If the considered rule change happens, proponents of these care plans could have broader access to the medical records of patients of drug and alcohol abuse programs without those patients' consent. That will help healthcare providers afford those patients better coordinated, higher quality and more cost efficient care, these proponents say.
Opponents of the rule change warn, however, without the law's current stringent consent requirements, drug and alcohol abuse patients will avoid seeking treatment, out of concern their stigmatizing and or illegal activity will be exposed, a situation the rule, created in the 1970s, sought to avoid.
“I think what will happen is you'll see some people who will be in substance abuse treatment either won't get it or will stop confiding as much as they do in their therapist,” said Jim Pyles, a Washington privacy lawyer who testified last week on behalf of the American Psychoanalytic Association and in favor of maintaining a stringent federal privacy rule covering these patient records.

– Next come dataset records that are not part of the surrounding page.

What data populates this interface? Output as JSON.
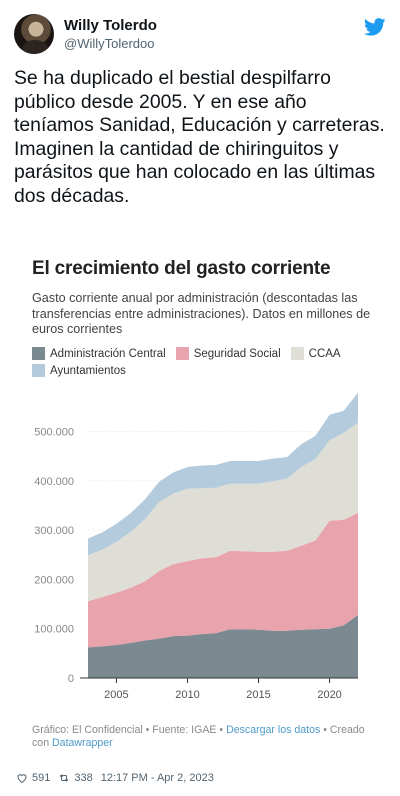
{
  "tweet": {
    "display_name": "Willy Tolerdo",
    "handle": "@WillyTolerdoo",
    "text": "Se ha duplicado el bestial despilfarro público desde 2005. Y en ese año teníamos Sanidad, Educación y carreteras. Imaginen la cantidad de chiringuitos y parásitos que han colocado en las últimas dos décadas.",
    "likes": "591",
    "retweets": "338",
    "timestamp": "12:17 PM - Apr 2, 2023",
    "bird_icon": "twitter-bird-icon",
    "like_icon": "heart-icon",
    "retweet_icon": "retweet-icon"
  },
  "colors": {
    "brand": "#1d9bf0",
    "administracion_central": "#7b8a90",
    "seguridad_social": "#e9a3ad",
    "ccaa": "#deded6",
    "ayuntamientos": "#b4cbdd"
  },
  "chart_data": {
    "type": "area",
    "stacked": true,
    "title": "El crecimiento del gasto corriente",
    "subtitle": "Gasto corriente anual por administración (descontadas las transferencias entre administraciones). Datos en millones de euros corrientes",
    "x": [
      2003,
      2004,
      2005,
      2006,
      2007,
      2008,
      2009,
      2010,
      2011,
      2012,
      2013,
      2014,
      2015,
      2016,
      2017,
      2018,
      2019,
      2020,
      2021,
      2022
    ],
    "series": [
      {
        "name": "Administración Central",
        "values": [
          62000,
          64000,
          67000,
          71000,
          76000,
          80000,
          85000,
          86000,
          89000,
          91000,
          99000,
          99000,
          98000,
          96000,
          96000,
          98000,
          99000,
          100000,
          107000,
          128000
        ]
      },
      {
        "name": "Seguridad Social",
        "values": [
          94000,
          100000,
          106000,
          112000,
          120000,
          137000,
          146000,
          151000,
          154000,
          154000,
          159000,
          158000,
          158000,
          160000,
          162000,
          170000,
          180000,
          219000,
          214000,
          207000
        ]
      },
      {
        "name": "CCAA",
        "values": [
          93000,
          96000,
          103000,
          113000,
          126000,
          140000,
          143000,
          147000,
          142000,
          141000,
          136000,
          137000,
          138000,
          143000,
          146000,
          160000,
          165000,
          163000,
          176000,
          183000
        ]
      },
      {
        "name": "Ayuntamientos",
        "values": [
          34000,
          35000,
          37000,
          38000,
          40000,
          41000,
          43000,
          44000,
          46000,
          46000,
          46000,
          46000,
          46000,
          46000,
          44000,
          46000,
          47000,
          52000,
          45000,
          61000
        ]
      }
    ],
    "ylim": [
      0,
      580000
    ],
    "yticks": [
      0,
      100000,
      200000,
      300000,
      400000,
      500000
    ],
    "ytick_labels": [
      "0",
      "100.000",
      "200.000",
      "300.000",
      "400.000",
      "500.000"
    ],
    "xticks": [
      2005,
      2010,
      2015,
      2020
    ],
    "xtick_labels": [
      "2005",
      "2010",
      "2015",
      "2020"
    ],
    "grid": true,
    "legend_position": "top-left",
    "footnote": {
      "prefix": "Gráfico: El Confidencial • Fuente: IGAE • ",
      "link1": "Descargar los datos",
      "middle": " • Creado con ",
      "link2": "Datawrapper"
    }
  }
}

A federal regulatory advisory panel last Tuesday accepted recommendations from its privacy workgroup that would put off until 2017 the introduction of some narrow and largely voluntary privacy protection criteria under the electronic health-record incentive payment program of the American Recovery and Reinvestment Act of 2009. The policy recommendations are for technology to protect the privacy of behavioral health patient information. The federal privacy workgroup, the Privacy and Security Tiger Team, has been looking at certain privacy protection technology since 2010. But it has not recommended that the feds put a regulatory stake in the ground, telling developers of electronic health-record systems and information exchange systems that they should add this technology to their own systems, or encouraging healthcare providers to incorporate the technology in their workflows.

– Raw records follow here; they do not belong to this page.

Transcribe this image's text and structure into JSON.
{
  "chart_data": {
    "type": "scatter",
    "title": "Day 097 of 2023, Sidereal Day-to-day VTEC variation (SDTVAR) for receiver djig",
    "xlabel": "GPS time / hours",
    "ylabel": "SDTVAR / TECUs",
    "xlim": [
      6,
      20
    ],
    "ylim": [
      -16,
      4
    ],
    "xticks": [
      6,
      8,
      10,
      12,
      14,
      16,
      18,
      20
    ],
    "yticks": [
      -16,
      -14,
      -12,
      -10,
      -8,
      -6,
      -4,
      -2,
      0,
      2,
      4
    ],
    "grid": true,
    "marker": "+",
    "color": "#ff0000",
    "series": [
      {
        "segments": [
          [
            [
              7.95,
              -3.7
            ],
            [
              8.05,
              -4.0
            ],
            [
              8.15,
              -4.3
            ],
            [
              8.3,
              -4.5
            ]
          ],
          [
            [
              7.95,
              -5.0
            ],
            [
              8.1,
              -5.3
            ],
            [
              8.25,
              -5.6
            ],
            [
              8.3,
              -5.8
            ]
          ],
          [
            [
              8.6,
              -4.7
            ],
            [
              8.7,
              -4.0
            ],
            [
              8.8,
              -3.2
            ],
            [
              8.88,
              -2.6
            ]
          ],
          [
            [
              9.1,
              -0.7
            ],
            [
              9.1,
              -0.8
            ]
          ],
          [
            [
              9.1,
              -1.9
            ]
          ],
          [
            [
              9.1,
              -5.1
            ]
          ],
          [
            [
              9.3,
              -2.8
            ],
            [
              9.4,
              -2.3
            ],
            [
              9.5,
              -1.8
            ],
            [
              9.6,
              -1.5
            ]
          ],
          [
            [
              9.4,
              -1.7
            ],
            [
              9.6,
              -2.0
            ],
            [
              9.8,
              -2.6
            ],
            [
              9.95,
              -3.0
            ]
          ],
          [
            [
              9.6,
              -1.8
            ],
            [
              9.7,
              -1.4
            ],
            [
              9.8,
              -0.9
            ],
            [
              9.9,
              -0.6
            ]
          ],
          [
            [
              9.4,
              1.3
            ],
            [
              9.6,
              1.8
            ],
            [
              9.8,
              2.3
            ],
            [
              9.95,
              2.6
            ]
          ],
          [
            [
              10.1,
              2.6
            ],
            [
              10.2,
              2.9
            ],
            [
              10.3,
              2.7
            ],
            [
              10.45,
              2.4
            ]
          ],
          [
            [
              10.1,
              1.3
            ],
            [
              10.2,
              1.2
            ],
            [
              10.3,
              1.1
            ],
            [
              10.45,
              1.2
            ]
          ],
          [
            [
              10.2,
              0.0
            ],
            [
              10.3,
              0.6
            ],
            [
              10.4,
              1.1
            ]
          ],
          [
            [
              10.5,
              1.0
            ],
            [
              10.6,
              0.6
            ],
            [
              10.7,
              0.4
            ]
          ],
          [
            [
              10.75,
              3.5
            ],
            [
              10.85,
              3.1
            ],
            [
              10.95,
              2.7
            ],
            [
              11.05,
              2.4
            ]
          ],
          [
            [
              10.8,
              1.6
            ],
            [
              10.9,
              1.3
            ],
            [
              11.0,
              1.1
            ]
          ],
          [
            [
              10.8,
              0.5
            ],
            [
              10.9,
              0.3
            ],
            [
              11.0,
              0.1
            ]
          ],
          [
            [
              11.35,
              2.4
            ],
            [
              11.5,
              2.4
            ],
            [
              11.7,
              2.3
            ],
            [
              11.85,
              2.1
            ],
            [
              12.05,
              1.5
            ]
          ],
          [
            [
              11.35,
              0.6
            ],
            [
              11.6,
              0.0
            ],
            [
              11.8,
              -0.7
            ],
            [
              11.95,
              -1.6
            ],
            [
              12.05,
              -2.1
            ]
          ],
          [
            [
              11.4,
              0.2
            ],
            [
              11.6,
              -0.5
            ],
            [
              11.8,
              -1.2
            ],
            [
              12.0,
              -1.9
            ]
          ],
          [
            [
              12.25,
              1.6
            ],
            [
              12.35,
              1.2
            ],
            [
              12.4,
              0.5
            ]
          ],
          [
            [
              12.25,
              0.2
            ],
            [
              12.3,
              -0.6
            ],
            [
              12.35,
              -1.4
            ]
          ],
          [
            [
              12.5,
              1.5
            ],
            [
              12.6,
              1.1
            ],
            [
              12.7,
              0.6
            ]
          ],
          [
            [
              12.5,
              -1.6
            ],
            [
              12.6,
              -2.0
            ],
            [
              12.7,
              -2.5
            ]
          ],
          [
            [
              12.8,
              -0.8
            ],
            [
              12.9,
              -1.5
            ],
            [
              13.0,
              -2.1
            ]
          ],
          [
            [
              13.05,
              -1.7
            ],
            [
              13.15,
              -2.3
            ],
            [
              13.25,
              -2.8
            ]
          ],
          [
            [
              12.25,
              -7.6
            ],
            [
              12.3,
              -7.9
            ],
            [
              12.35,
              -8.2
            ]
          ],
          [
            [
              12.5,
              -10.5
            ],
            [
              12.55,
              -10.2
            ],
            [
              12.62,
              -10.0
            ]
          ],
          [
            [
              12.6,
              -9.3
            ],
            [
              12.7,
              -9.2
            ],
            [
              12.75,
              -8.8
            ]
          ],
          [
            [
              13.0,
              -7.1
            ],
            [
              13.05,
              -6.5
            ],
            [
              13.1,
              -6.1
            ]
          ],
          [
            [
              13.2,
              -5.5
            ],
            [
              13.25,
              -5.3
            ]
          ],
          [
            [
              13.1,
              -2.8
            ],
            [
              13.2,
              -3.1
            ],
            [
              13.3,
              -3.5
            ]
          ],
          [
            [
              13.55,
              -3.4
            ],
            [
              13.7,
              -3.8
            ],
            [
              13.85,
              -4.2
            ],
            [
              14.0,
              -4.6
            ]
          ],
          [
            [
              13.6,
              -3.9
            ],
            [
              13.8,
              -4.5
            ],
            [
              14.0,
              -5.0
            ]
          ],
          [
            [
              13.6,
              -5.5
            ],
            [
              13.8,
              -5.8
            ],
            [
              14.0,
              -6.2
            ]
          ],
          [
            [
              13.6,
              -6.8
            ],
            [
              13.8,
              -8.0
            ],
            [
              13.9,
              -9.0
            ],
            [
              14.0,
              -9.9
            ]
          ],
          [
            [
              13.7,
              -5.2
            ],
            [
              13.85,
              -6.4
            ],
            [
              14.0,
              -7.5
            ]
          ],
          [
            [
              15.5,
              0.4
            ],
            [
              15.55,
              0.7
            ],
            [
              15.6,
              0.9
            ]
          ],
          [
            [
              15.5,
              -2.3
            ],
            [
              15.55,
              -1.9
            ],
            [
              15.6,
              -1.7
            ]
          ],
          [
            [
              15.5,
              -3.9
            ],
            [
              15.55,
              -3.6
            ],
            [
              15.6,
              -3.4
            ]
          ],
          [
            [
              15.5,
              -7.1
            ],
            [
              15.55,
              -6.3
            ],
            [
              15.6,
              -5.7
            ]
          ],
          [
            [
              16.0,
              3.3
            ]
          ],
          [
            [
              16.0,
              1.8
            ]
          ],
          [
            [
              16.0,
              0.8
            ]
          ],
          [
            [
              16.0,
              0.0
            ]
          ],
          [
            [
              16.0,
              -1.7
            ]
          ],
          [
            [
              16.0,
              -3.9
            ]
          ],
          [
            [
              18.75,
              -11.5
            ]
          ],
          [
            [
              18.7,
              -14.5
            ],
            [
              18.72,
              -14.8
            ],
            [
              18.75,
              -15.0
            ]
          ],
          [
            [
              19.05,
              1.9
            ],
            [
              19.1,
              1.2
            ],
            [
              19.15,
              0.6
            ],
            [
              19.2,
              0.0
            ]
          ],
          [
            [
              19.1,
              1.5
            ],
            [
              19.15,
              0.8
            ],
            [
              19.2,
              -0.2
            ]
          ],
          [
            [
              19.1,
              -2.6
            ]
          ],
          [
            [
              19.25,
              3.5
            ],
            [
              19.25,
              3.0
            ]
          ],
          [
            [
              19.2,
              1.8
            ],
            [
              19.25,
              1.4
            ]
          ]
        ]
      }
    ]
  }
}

On Wednesday, the Substance Abuse and Mental Health Services Administration, in a day-long listening session, heard conflicting testimony on whether it should consider modifying the federal privacy rule, 42 CFR Part 2, covering the transmission and sharing of medical records of many drug and alcohol abuse patients.
Many “general” healthcare providers aren't using substance-abuse treatment data because they don't have the technology to help them handle it efficiently and in compliance with the law.
But if SAMHSA continues its unflagging support for the special rule for handling substance abuse information, it may force technology developers to incorporate privacy-protecting technology into their systems, and induce providers to use it, affording better protection for all healthcare data, privacy advocates say. If the rule is weakened, however, that technology may never be rolled out.
Finally, on Thursday came the news that privacy advocate Joy Pritts, the first chief privacy officer at the Office of the National Coordinator for Health Information Technology at HHS, would be stepping down after 4 ½ years on the job.
Pritts praised an early implementation of data segmentation technology for behavioral health demonstrated by EHR developer Cerner Corp. at this year's Health Information and Management Systems Society, adding her hope that “other vendors follow that lead.” The concern, expressed by several privacy advocates bemoaning her July departure, is that her successor— unknown at this pivotal moment—might not be as stalwart an advocate for patients' rights and data segmentation technology as Pritts has been.
Development and adoption of the technical capabilities to affix so-called “meta-data tags” to patient records—which also would aid in interoperability and research as well as privacy protection—was urged by the President's Council of Advisors on Science and Technology in 2010 and by the JASON, a group of top scientists working for the Agency for Healthcare Research and Quality, this April.
SAMHSA, itself, sponsored one of six ONC “Data Segmentation for Privacy” pilot projects to test the technology. But the agency is under considerable pressure to ease regulatory restrictions on the flow of this data, rather than hold firm and press the industry to adopt technology that will help providers comply with the consent provisions of 42 CFR Part 2.
Either way, SAMHSA's decision will likely have a wider impact on privacy protections than the scope of that rule now.